Andere äussern sich pragmatischer. «Bei jeder Neuanstellung wird die Lohngleichheit überprüft. Eine systematische gesamthafte Überprüfung ist mangels Ressourcen nicht erfolgt.» Oder einfach: «Das habe ich nicht gewusst, dass eine solche Pflicht besteht. Wir gehen dem aber jetzt mal nach.»

Arbeiterin im Logistikzentrum Wohlen verpackt Waren für Digitec Galaxus Onlinehandel, 08.11.2021.

Der Bundesrat will dem Problem ebenfalls nachgehen. Ein Bericht zur Wirksamkeit der neuen Vorschrift soll bereits 2027 vorliegen und nicht erst 2029. 

Der Schweizerische Gewerkschaftsbund kritisiert die lange Frist. Die Bilanz des heute veröffentlichten Zwischenbewertungsberichts sei klar genug, um die sofortige Einführung verbindlicherer Massnahmen für die Unternehmen zu rechtfertigen.

Tamara Funiciello, Co-Präsidentin der SP-Frauen, sieht ebenfalls Handlungsbedarf. «Lohngleichheit ist eine gesetzliche Pflicht.

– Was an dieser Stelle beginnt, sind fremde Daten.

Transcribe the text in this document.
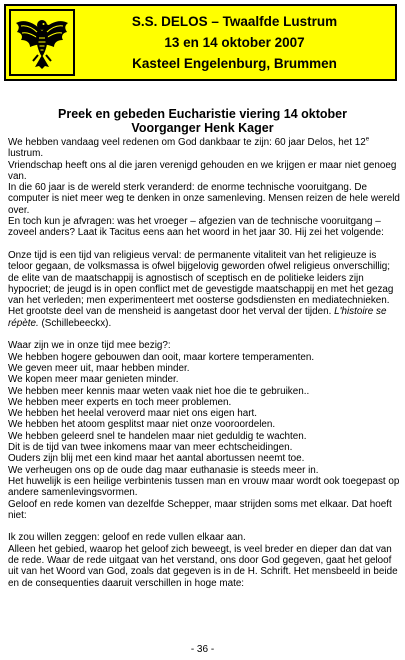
S.S. DELOS – Twaalfde Lustrum
13 en 14 oktober 2007
Kasteel Engelenburg, Brummen
Preek en gebeden Eucharistie viering 14 oktober
Voorganger Henk Kager

We hebben vandaag veel redenen om God dankbaar te zijn: 60 jaar Delos, het 12e lustrum.

Vriendschap heeft ons al die jaren verenigd gehouden en we krijgen er maar niet genoeg van.

In die 60 jaar is de wereld sterk veranderd: de enorme technische vooruitgang. De computer is niet meer weg te denken in onze samenleving. Mensen reizen de hele wereld over.

En toch kun je afvragen: was het vroeger – afgezien van de technische vooruitgang – zoveel anders? Laat ik Tacitus eens aan het woord in het jaar 30. Hij zei het volgende:

Onze tijd is een tijd van religieus verval: de permanente vitaliteit van het religieuze is teloor gegaan, de volksmassa is ofwel bijgelovig geworden ofwel religieus onverschillig; de elite van de maatschappij is agnostisch of sceptisch en de politieke leiders zijn hypocriet; de jeugd is in open conflict met de gevestigde maatschappij en met het gezag van het verleden; men experimenteert met oosterse godsdiensten en mediatechnieken. Het grootste deel van de mensheid is aangetast door het verval der tijden. L'histoire se répète. (Schillebeeckx).

Waar zijn we in onze tijd mee bezig?:

We hebben hogere gebouwen dan ooit, maar kortere temperamenten.

We geven meer uit, maar hebben minder.

We kopen meer maar genieten minder.

We hebben meer kennis maar weten vaak niet hoe die te gebruiken..

We hebben meer experts en toch meer problemen.

We hebben het heelal veroverd maar niet ons eigen hart.

We hebben het atoom gesplitst maar niet onze vooroordelen.

We hebben geleerd snel te handelen maar niet geduldig te wachten.

Dit is de tijd van twee inkomens maar van meer echtscheidingen.

Ouders zijn blij met een kind maar het aantal abortussen neemt toe.

We verheugen ons op de oude dag maar euthanasie is steeds meer in.

Het huwelijk is een heilige verbintenis tussen man en vrouw maar wordt ook toegepast op andere samenlevingsvormen.

Geloof en rede komen van dezelfde Schepper, maar strijden soms met elkaar. Dat hoeft niet:

Ik zou willen zeggen: geloof en rede vullen elkaar aan.

Alleen het gebied, waarop het geloof zich beweegt, is veel breder en dieper dan dat van de rede. Waar de rede uitgaat van het verstand, ons door God gegeven, gaat het geloof uit van het Woord van God, zoals dat gegeven is in de H. Schrift. Het mensbeeld in beide en de consequenties daaruit verschillen in hoge mate:

- 36 -
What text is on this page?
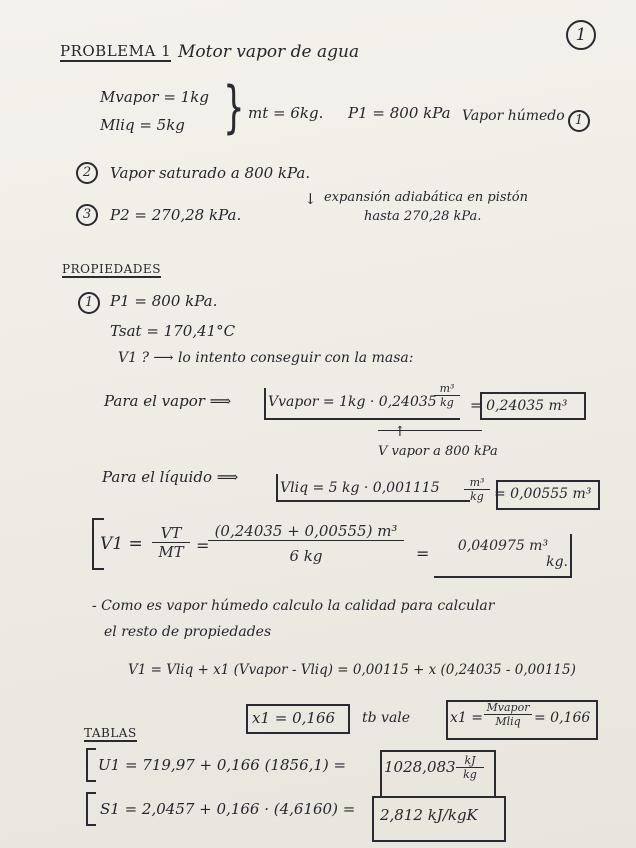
1
PROBLEMA 1 Motor vapor de agua
Mvapor = 1kg
Mliq = 5kg } mt = 6kg. P1 = 800 kPa Vapor húmedo 1
2	Vapor saturado a 800 kPa.
↓ expansión adiabática en pistón
hasta 270,28 kPa.
3	P2 = 270,28 kPa.
PROPIEDADES
1	P1 = 800 kPa.
Tsat = 170,41°C
V1 ? ⟶ lo intento conseguir con la masa:
Para el vapor ⟹	Vvapor = 1kg · 0,24035
$\frac{\text{m³}}{kg} = 0,24035$ m³
↑
V vapor a 800 kPa
Para el líquido ⟹
Vliq = 5 kg · $0,001115 \frac{\text{m³}}{kg} = 0,00555$ m³
$V1 = \frac{VT}{MT}$ =
$\frac{\text{(0,24035 + 0,00555) m³}}{6 kg}$ =	0,040975 m³
kg.
- Como es vapor húmedo calculo la calidad para calcular
el resto de propiedades
V1 = Vliq + x1 (Vvapor - Vliq) = 0,00115 + x (0,24035 - 0,00115)
x1 = 0,166 tb vale	x1 =
Mvapor
Mliq = 0,166
TABLAS
U1 = 719,97 + 0,166 (1856,1) =	$1028,083 \frac{kJ}{kg}$
S1 = 2,0457 + 0,166 · (4,6160) = 2,812 kJ/kgK
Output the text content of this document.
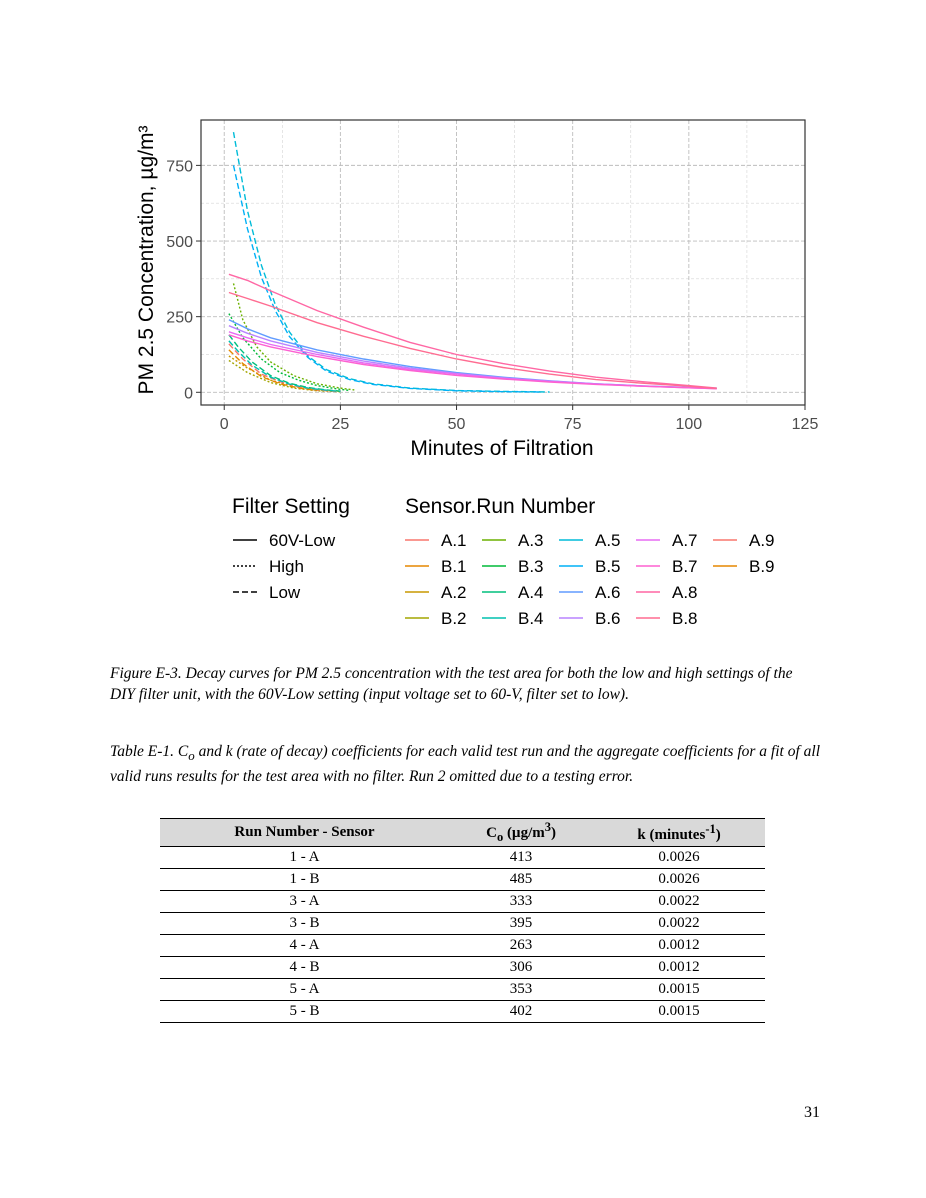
0	25	50	75	100	125
0
250
500
750
Minutes of Filtration
PM 2.5 Concentration, µg/m³
Filter Setting	Sensor.Run Number
60V-Low
High
Low
A.1
B.1
A.2
B.2
A.3
B.3
A.4
B.4
A.5
B.5
A.6
B.6
A.7
B.7
A.8
B.8
A.9
B.9
Figure E-3. Decay curves for PM 2.5 concentration with the test area for both the low and high settings of the DIY filter unit, with the 60V-Low setting (input voltage set to 60-V, filter set to low).
Table E-1. $C_o$ and k (rate of decay) coefficients for each valid test run and the aggregate coefficients for a fit of all valid runs results for the test area with no filter. Run 2 omitted due to a testing error.
Run Number - Sensor	$C_o$ $(\mu g/m^3)$	k (minutes$^{-1}$)
1 - A	413	0.0026
1 - B	485	0.0026
3 - A	333	0.0022
3 - B	395	0.0022
4 - A	263	0.0012
4 - B	306	0.0012
5 - A	353	0.0015
5 - B	402	0.0015
31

Die Schweiz ist ein Rechtsstaat, wir halten uns an Gesetze. Es ist skandalös, dass grosse Teile der Wirtschaft das Gefühl haben, sie könnten dies einfach ignorieren.» Unternehmen, die sich nicht an die gesetzliche Pflicht halten, müssten sanktioniert werden, so ihre Forderung. 

Kleinere Unterschiede als angenommen

Der Gewerbeverband lehnt jegliche Verschärfungen in der Lohngleichheitsanalyse ab. «Statt Unternehmen unter Generalverdacht zu stellen, muss vielmehr gefragt werden, ob die erst seit 2020 in Kraft stehende Regelung wirklich tauglich ist, die Lohngleichheit in den Unternehmen zu fördern.»

Die Berner Analyse zeigt einen weiteren interessanten Punkt. Gemäss den Antworten der Arbeitgebenden, die an der Umfrage teilgenommen haben, liegt die durchschnittliche Lohndifferenz zwischen Mann und Frau bei 11,2 Prozent. Die durchschnittliche unerklärte Lohndifferenz, also der Lohnunterschied von Männern und Frauen mit vergleichbarer Ausgangslage, lag bei 3,3 Prozent.  

Das ist deutlich weniger als in den offiziellen Zahlen. Laut dem Bundesamt für Statistik verdienten 2022 Frauen in der Schweiz im Schnitt 16 Prozent weniger als Männer, rund die Hälfte davon ist unerklärbar.